BATHROOM: This week started cleaning the bathroom in 5-minute increments, 0-5 filled vinegar, sprayed down floors, baseboards, toilet, sink, mirror, shower, wiped sink top, killed 3 crickets. 5-10 wiped the toilet, scrubbed inside mineral deposits, put legos away threw away small time clutter like plastic for nail clippers ext. 10-15 wiped shower floor and debris, wiped baseboards, wiped cabinets, threw away trash. 15-20 started laundry from room, wiped bottom of towel bucket, put away vinegar.
BEDROOM: Did a 15 minute timer and time seemed to go slow, the floor and windows were already pretty clean and beds recently washed, so just making the bed, putting away legos with legos, balls and soft blocks in a bag, trucks in the toy box, clutter in a medium sized box in the closet, books with books, sprayed and wiped the floor, but it seemed to go fast.
PATIO: 20 minutes was perfect for the floor, tables, outside fridge, watering the plants, scrubbing the deck, surprising how much I can do in 20 minutes in some rooms and how little in others.
KITCHEN: My timer was stopped by my son, so I don’t know how long it took, did the floor, got some glass off, wiped most the cabinets, the counter, the stove, dried the dishes, washed some dishes, threw out some lids, wiped the coffee maker, put some clutter together on a tray to get cleaned up “sometime”, wiped the fridge down, wiped some seats off. The kitchen looks a lot better, I think cleaning the floor with a rag is faster than vacuum and mop and better at picking up crumbs, maybe an alternating combination would be best.

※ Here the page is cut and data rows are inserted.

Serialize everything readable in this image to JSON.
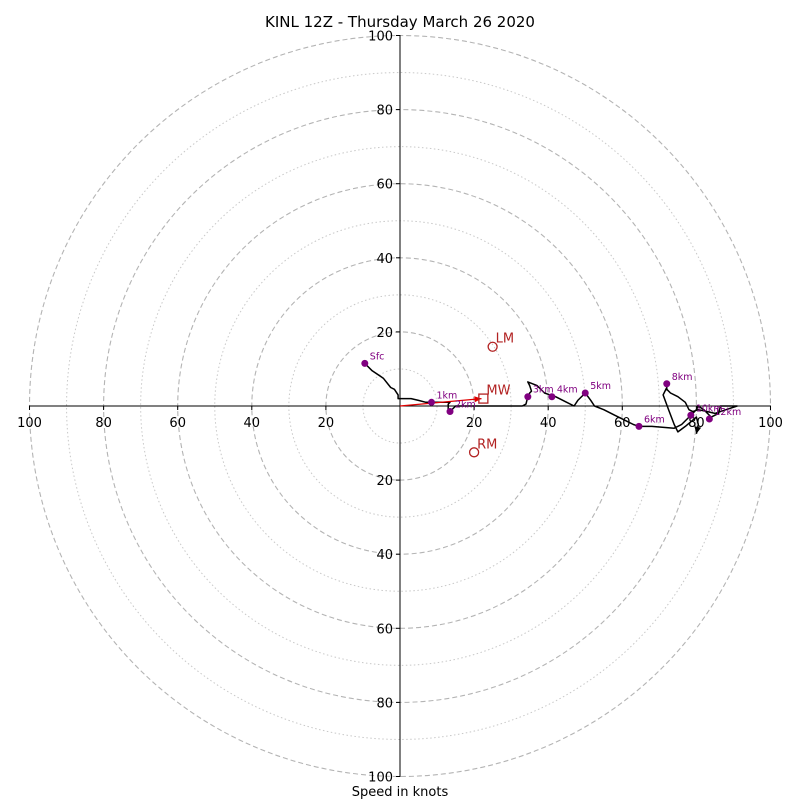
{
  "chart_data": {
    "type": "hodograph",
    "title": "KINL 12Z - Thursday March 26 2020",
    "xlabel": "Speed in knots",
    "units": "knots",
    "range": [
      -100,
      100
    ],
    "major_rings": [
      20,
      40,
      60,
      80,
      100
    ],
    "minor_rings": [
      10,
      30,
      50,
      70,
      90
    ],
    "axis_tick_labels": [
      "20",
      "40",
      "60",
      "80",
      "100"
    ],
    "hodograph_trace": [
      [
        -9.5,
        11.5
      ],
      [
        -7.5,
        9.5
      ],
      [
        -4.5,
        7.5
      ],
      [
        -2.5,
        5
      ],
      [
        -1.5,
        4.5
      ],
      [
        -0.5,
        3
      ],
      [
        -0.5,
        2
      ],
      [
        1,
        2
      ],
      [
        3,
        2
      ],
      [
        5,
        1.5
      ],
      [
        7,
        1
      ],
      [
        8.5,
        1
      ],
      [
        11,
        1
      ],
      [
        13.5,
        1
      ],
      [
        13,
        0.5
      ],
      [
        13,
        -2
      ],
      [
        14,
        -1
      ],
      [
        15,
        0
      ],
      [
        16,
        0
      ],
      [
        20,
        0
      ],
      [
        25,
        0
      ],
      [
        30,
        0
      ],
      [
        33,
        0
      ],
      [
        34,
        0.5
      ],
      [
        34.5,
        2.5
      ],
      [
        35,
        3.5
      ],
      [
        35.5,
        4
      ],
      [
        35,
        5.5
      ],
      [
        34.5,
        6.5
      ],
      [
        37,
        5.5
      ],
      [
        39,
        3.5
      ],
      [
        40.5,
        3
      ],
      [
        42,
        2.5
      ],
      [
        45,
        1
      ],
      [
        47,
        0
      ],
      [
        48,
        1.5
      ],
      [
        49.5,
        3
      ],
      [
        50,
        3.5
      ],
      [
        51.5,
        1.5
      ],
      [
        52.5,
        0
      ],
      [
        55,
        -1
      ],
      [
        58,
        -2.5
      ],
      [
        61,
        -4
      ],
      [
        63,
        -5
      ],
      [
        64.5,
        -5.5
      ],
      [
        68,
        -5.5
      ],
      [
        74,
        -6
      ],
      [
        76,
        -5
      ],
      [
        78,
        -3
      ],
      [
        80,
        -1
      ],
      [
        80.5,
        0
      ],
      [
        82,
        -1
      ],
      [
        84,
        -3
      ],
      [
        86,
        -2
      ],
      [
        86.5,
        0
      ],
      [
        88,
        0
      ],
      [
        91,
        0
      ],
      [
        88,
        -1
      ],
      [
        85,
        -2
      ],
      [
        83,
        -1.5
      ],
      [
        80.5,
        -1
      ],
      [
        79,
        -1.5
      ],
      [
        78,
        -1
      ],
      [
        77,
        1
      ],
      [
        75,
        2.5
      ],
      [
        73,
        3.5
      ],
      [
        72,
        4.5
      ],
      [
        72,
        6
      ],
      [
        72,
        5
      ],
      [
        71,
        3
      ],
      [
        72.5,
        -1
      ],
      [
        74,
        -5
      ],
      [
        75,
        -7
      ],
      [
        77,
        -5.5
      ],
      [
        80,
        -3
      ],
      [
        80.5,
        -5
      ],
      [
        80,
        -7.5
      ]
    ],
    "height_markers": [
      {
        "label": "Sfc",
        "u": -9.5,
        "v": 11.5
      },
      {
        "label": "1km",
        "u": 8.5,
        "v": 1
      },
      {
        "label": "2km",
        "u": 13.5,
        "v": -1.5
      },
      {
        "label": "3km",
        "u": 34.5,
        "v": 2.5
      },
      {
        "label": "4km",
        "u": 41,
        "v": 2.5
      },
      {
        "label": "5km",
        "u": 50,
        "v": 3.5
      },
      {
        "label": "6km",
        "u": 64.5,
        "v": -5.5
      },
      {
        "label": "8km",
        "u": 72,
        "v": 6
      },
      {
        "label": "10km",
        "u": 78.5,
        "v": -2.5
      },
      {
        "label": "12km",
        "u": 83.5,
        "v": -3.5
      }
    ],
    "storm_motions": [
      {
        "label": "LM",
        "u": 25,
        "v": 16
      },
      {
        "label": "MW",
        "u": 22.5,
        "v": 2
      },
      {
        "label": "RM",
        "u": 20,
        "v": -12.5
      }
    ],
    "shear_vector": {
      "from": [
        0,
        0
      ],
      "to": [
        22,
        2
      ]
    }
  }
}
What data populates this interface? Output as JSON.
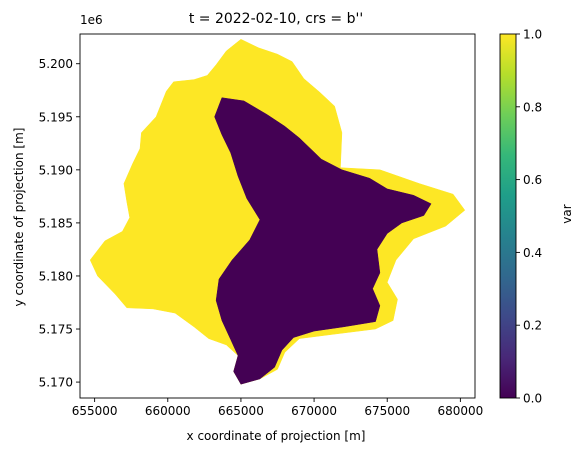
{
  "chart_data": {
    "type": "heatmap",
    "title": "t = 2022-02-10, crs = b''",
    "xlabel": "x coordinate of projection [m]",
    "ylabel": "y coordinate of projection [m]",
    "y_offset_label": "1e6",
    "xlim": [
      654000,
      681000
    ],
    "ylim": [
      5168500,
      5202800
    ],
    "x_ticks": [
      {
        "value": 655000,
        "label": "655000"
      },
      {
        "value": 660000,
        "label": "660000"
      },
      {
        "value": 665000,
        "label": "665000"
      },
      {
        "value": 670000,
        "label": "670000"
      },
      {
        "value": 675000,
        "label": "675000"
      },
      {
        "value": 680000,
        "label": "680000"
      }
    ],
    "y_ticks": [
      {
        "value": 5170000,
        "label": "5.170"
      },
      {
        "value": 5175000,
        "label": "5.175"
      },
      {
        "value": 5180000,
        "label": "5.180"
      },
      {
        "value": 5185000,
        "label": "5.185"
      },
      {
        "value": 5190000,
        "label": "5.190"
      },
      {
        "value": 5195000,
        "label": "5.195"
      },
      {
        "value": 5200000,
        "label": "5.200"
      }
    ],
    "colorbar": {
      "label": "var",
      "colormap": "viridis",
      "range": [
        0,
        1
      ],
      "ticks": [
        {
          "value": 0.0,
          "label": "0.0"
        },
        {
          "value": 0.2,
          "label": "0.2"
        },
        {
          "value": 0.4,
          "label": "0.4"
        },
        {
          "value": 0.6,
          "label": "0.6"
        },
        {
          "value": 0.8,
          "label": "0.8"
        },
        {
          "value": 1.0,
          "label": "1.0"
        }
      ],
      "stops": [
        "#440154",
        "#482878",
        "#3e4989",
        "#31688e",
        "#26828e",
        "#1f9e89",
        "#35b779",
        "#6ece58",
        "#b5de2b",
        "#fde725"
      ]
    },
    "regions": [
      {
        "value": 1.0,
        "color": "#fde725",
        "outline": [
          [
            665000,
            5202300
          ],
          [
            666200,
            5201500
          ],
          [
            667500,
            5200900
          ],
          [
            668500,
            5200200
          ],
          [
            669300,
            5198600
          ],
          [
            670400,
            5197300
          ],
          [
            671400,
            5196000
          ],
          [
            671900,
            5193500
          ],
          [
            671800,
            5190200
          ],
          [
            674500,
            5190000
          ],
          [
            677200,
            5188700
          ],
          [
            679500,
            5187700
          ],
          [
            680300,
            5186200
          ],
          [
            679000,
            5184700
          ],
          [
            676800,
            5183500
          ],
          [
            675600,
            5181500
          ],
          [
            675000,
            5179400
          ],
          [
            675700,
            5177800
          ],
          [
            675400,
            5175800
          ],
          [
            674200,
            5175000
          ],
          [
            671300,
            5174500
          ],
          [
            669000,
            5174100
          ],
          [
            668000,
            5172800
          ],
          [
            667500,
            5171200
          ],
          [
            666300,
            5170300
          ],
          [
            665000,
            5169800
          ],
          [
            664500,
            5171000
          ],
          [
            664800,
            5172500
          ],
          [
            664000,
            5173500
          ],
          [
            662800,
            5174100
          ],
          [
            661800,
            5175200
          ],
          [
            660500,
            5176500
          ],
          [
            659000,
            5176900
          ],
          [
            657200,
            5177000
          ],
          [
            656400,
            5178300
          ],
          [
            655200,
            5180000
          ],
          [
            654700,
            5181500
          ],
          [
            655700,
            5183300
          ],
          [
            656900,
            5184200
          ],
          [
            657400,
            5185500
          ],
          [
            657200,
            5187000
          ],
          [
            657000,
            5188700
          ],
          [
            657600,
            5190600
          ],
          [
            658100,
            5192000
          ],
          [
            658200,
            5193500
          ],
          [
            659200,
            5195000
          ],
          [
            659900,
            5197400
          ],
          [
            660400,
            5198300
          ],
          [
            661800,
            5198500
          ],
          [
            662700,
            5198900
          ],
          [
            663300,
            5199900
          ],
          [
            664000,
            5201200
          ]
        ]
      },
      {
        "value": 0.0,
        "color": "#440154",
        "outline": [
          [
            663700,
            5196800
          ],
          [
            665200,
            5196500
          ],
          [
            666800,
            5195200
          ],
          [
            668000,
            5194100
          ],
          [
            669000,
            5193000
          ],
          [
            670500,
            5191000
          ],
          [
            671900,
            5190000
          ],
          [
            673800,
            5189200
          ],
          [
            675000,
            5188200
          ],
          [
            676800,
            5187600
          ],
          [
            678000,
            5186800
          ],
          [
            677500,
            5185700
          ],
          [
            676000,
            5185000
          ],
          [
            675000,
            5184000
          ],
          [
            674300,
            5182500
          ],
          [
            674500,
            5180300
          ],
          [
            674000,
            5178800
          ],
          [
            674500,
            5177200
          ],
          [
            674200,
            5175700
          ],
          [
            672000,
            5175200
          ],
          [
            670000,
            5174800
          ],
          [
            668600,
            5174200
          ],
          [
            667800,
            5173000
          ],
          [
            667300,
            5171400
          ],
          [
            666300,
            5170300
          ],
          [
            665000,
            5169800
          ],
          [
            664500,
            5171000
          ],
          [
            664800,
            5172500
          ],
          [
            664300,
            5174000
          ],
          [
            663700,
            5175800
          ],
          [
            663300,
            5177700
          ],
          [
            663500,
            5179700
          ],
          [
            664400,
            5181500
          ],
          [
            665600,
            5183400
          ],
          [
            666300,
            5185300
          ],
          [
            665400,
            5187300
          ],
          [
            664800,
            5189400
          ],
          [
            664300,
            5191600
          ],
          [
            663700,
            5193300
          ],
          [
            663200,
            5195000
          ]
        ]
      }
    ]
  }
}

I’m pretty tired after doing those four rooms, bathroom, bedroom, patio, kitchen. That isn’t the livingroom, office or hall… I think cleaning the garage (laundry area), hall, office and livingroom on a different day would be best, because I’m pretty tired after those 4 sections. The outside, could really use a lot of work too… I washed a load from the bathroom and one from the living room and folded one as well.
It was nice having friends over, when I cleaned the kitchen after we cooked, it was cleaner than this morning, the bathroom and patio were cleaner the bedroom was cleaner than this morning. It was nice having people over, I have curry for tomorrow, I enjoyed cooking the pizza. We covered some math, some computers, some digital art, did some cooking, had fun, it was nice.

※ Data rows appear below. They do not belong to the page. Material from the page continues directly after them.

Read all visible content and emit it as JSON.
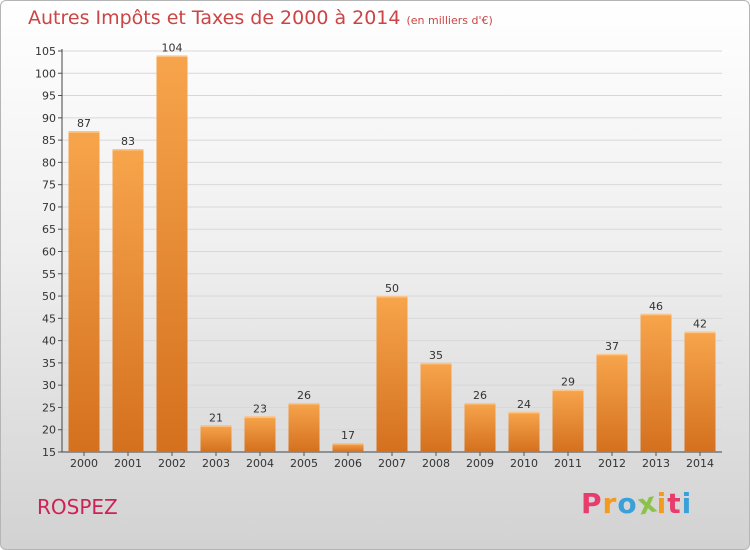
{
  "chart_data": {
    "type": "bar",
    "title": "Autres Impôts et Taxes de 2000 à 2014",
    "unit": "(en milliers d'€)",
    "categories": [
      "2000",
      "2001",
      "2002",
      "2003",
      "2004",
      "2005",
      "2006",
      "2007",
      "2008",
      "2009",
      "2010",
      "2011",
      "2012",
      "2013",
      "2014"
    ],
    "values": [
      87,
      83,
      104,
      21,
      23,
      26,
      17,
      50,
      35,
      26,
      24,
      29,
      37,
      46,
      42
    ],
    "ylim": [
      15,
      105
    ],
    "yticks": [
      15,
      20,
      25,
      30,
      35,
      40,
      45,
      50,
      55,
      60,
      65,
      70,
      75,
      80,
      85,
      90,
      95,
      100,
      105
    ],
    "grid": true,
    "legend": "none",
    "colors": {
      "bar_light": "#f7a54c",
      "bar_dark": "#d4701e",
      "title": "#cc4444",
      "grid": "#d8d8d8"
    }
  },
  "footer": {
    "place": "ROSPEZ",
    "logo": {
      "letters": [
        "P",
        "r",
        "o",
        "x",
        "i",
        "t",
        "i"
      ],
      "colors": [
        "#e83c6c",
        "#f39a1f",
        "#3aa0d8",
        "#8bc34a",
        "#f39a1f",
        "#e83c6c",
        "#3aa0d8"
      ]
    }
  }
}
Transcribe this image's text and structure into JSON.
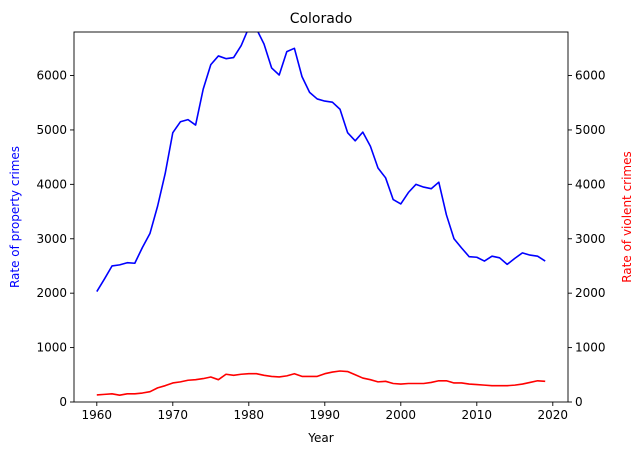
{
  "chart_data": {
    "type": "line",
    "title": "Colorado",
    "xlabel": "Year",
    "ylabel_left": "Rate of property crimes",
    "ylabel_right": "Rate of violent crimes",
    "xlim": [
      1957,
      2022
    ],
    "ylim_left": [
      0,
      6800
    ],
    "ylim_right": [
      0,
      6800
    ],
    "xticks": [
      1960,
      1970,
      1980,
      1990,
      2000,
      2010,
      2020
    ],
    "yticks_left": [
      0,
      1000,
      2000,
      3000,
      4000,
      5000,
      6000
    ],
    "yticks_right": [
      0,
      1000,
      2000,
      3000,
      4000,
      5000,
      6000
    ],
    "grid": false,
    "series": [
      {
        "name": "Rate of property crimes",
        "axis": "left",
        "color": "#0000ff",
        "x": [
          1960,
          1961,
          1962,
          1963,
          1964,
          1965,
          1966,
          1967,
          1968,
          1969,
          1970,
          1971,
          1972,
          1973,
          1974,
          1975,
          1976,
          1977,
          1978,
          1979,
          1980,
          1981,
          1982,
          1983,
          1984,
          1985,
          1986,
          1987,
          1988,
          1989,
          1990,
          1991,
          1992,
          1993,
          1994,
          1995,
          1996,
          1997,
          1998,
          1999,
          2000,
          2001,
          2002,
          2003,
          2004,
          2005,
          2006,
          2007,
          2008,
          2009,
          2010,
          2011,
          2012,
          2013,
          2014,
          2015,
          2016,
          2017,
          2018,
          2019
        ],
        "values": [
          2030,
          2260,
          2500,
          2520,
          2560,
          2550,
          2840,
          3100,
          3600,
          4200,
          4950,
          5150,
          5190,
          5090,
          5750,
          6200,
          6360,
          6310,
          6330,
          6550,
          6880,
          6860,
          6580,
          6140,
          6010,
          6440,
          6500,
          5980,
          5690,
          5570,
          5530,
          5510,
          5380,
          4950,
          4800,
          4960,
          4700,
          4300,
          4120,
          3720,
          3640,
          3850,
          4000,
          3950,
          3920,
          4040,
          3440,
          3000,
          2830,
          2670,
          2660,
          2590,
          2680,
          2650,
          2530,
          2640,
          2740,
          2700,
          2680,
          2590
        ]
      },
      {
        "name": "Rate of violent crimes",
        "axis": "right",
        "color": "#ff0000",
        "x": [
          1960,
          1961,
          1962,
          1963,
          1964,
          1965,
          1966,
          1967,
          1968,
          1969,
          1970,
          1971,
          1972,
          1973,
          1974,
          1975,
          1976,
          1977,
          1978,
          1979,
          1980,
          1981,
          1982,
          1983,
          1984,
          1985,
          1986,
          1987,
          1988,
          1989,
          1990,
          1991,
          1992,
          1993,
          1994,
          1995,
          1996,
          1997,
          1998,
          1999,
          2000,
          2001,
          2002,
          2003,
          2004,
          2005,
          2006,
          2007,
          2008,
          2009,
          2010,
          2011,
          2012,
          2013,
          2014,
          2015,
          2016,
          2017,
          2018,
          2019
        ],
        "values": [
          130,
          140,
          150,
          125,
          150,
          150,
          165,
          190,
          260,
          300,
          350,
          370,
          400,
          410,
          430,
          460,
          410,
          510,
          490,
          510,
          520,
          520,
          490,
          470,
          460,
          480,
          520,
          470,
          470,
          470,
          520,
          550,
          570,
          560,
          500,
          440,
          410,
          370,
          380,
          340,
          330,
          340,
          340,
          340,
          360,
          390,
          390,
          350,
          350,
          330,
          320,
          310,
          300,
          300,
          300,
          310,
          330,
          360,
          390,
          380
        ]
      }
    ]
  }
}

I’m happy a student moved through coding, but of course it’s more the honor of being trusted with another student to diversify their education, that shows a lot of trust from their parent home schooling them and from the student as well. It’s good to be trusted, but do I deserve the trust? I hope so. I hope at least to keep becoming someone who can deserve the trust other people put in me.
When my week was ending I was getting ready for a cave trip with the scouts, looking for flints I already had, glow dinos ext, so that I didn’t feel like I had time to think about the past week, I think that was the first time I felt like there wasn’t time enough to think. I don’t know if I like it or fear it, I’ve spent a lot of life without thinking and I think I don’t want to go back to that.
Something new this week: Ran out of flour and used half-almond flour, we ate the pizza, but it did taste weird, almond is so good for cookies, but not so good for pizza. It was fun having the little kids make little pizzas they seemed to enjoy it and ate all their little pizzas, it was cute and I bet it was a happy moment for them not only to have pizza, but also to have some control of their creations.
Something good this week: I got to give two sunflower clippings and it was an honor, because that was something I had wanted to do, provide starts for the community from my garden.
Something unexpected: When my husband came back, it was as if he had never been gone, even though we are independent, we also get along fairly well, especially him and the kids, he does the right things for me, but then he says something mean, I would really enjoy his company if he just didn’t say mean and stupid things as much, but after 10 years I expect he just will continue to do so.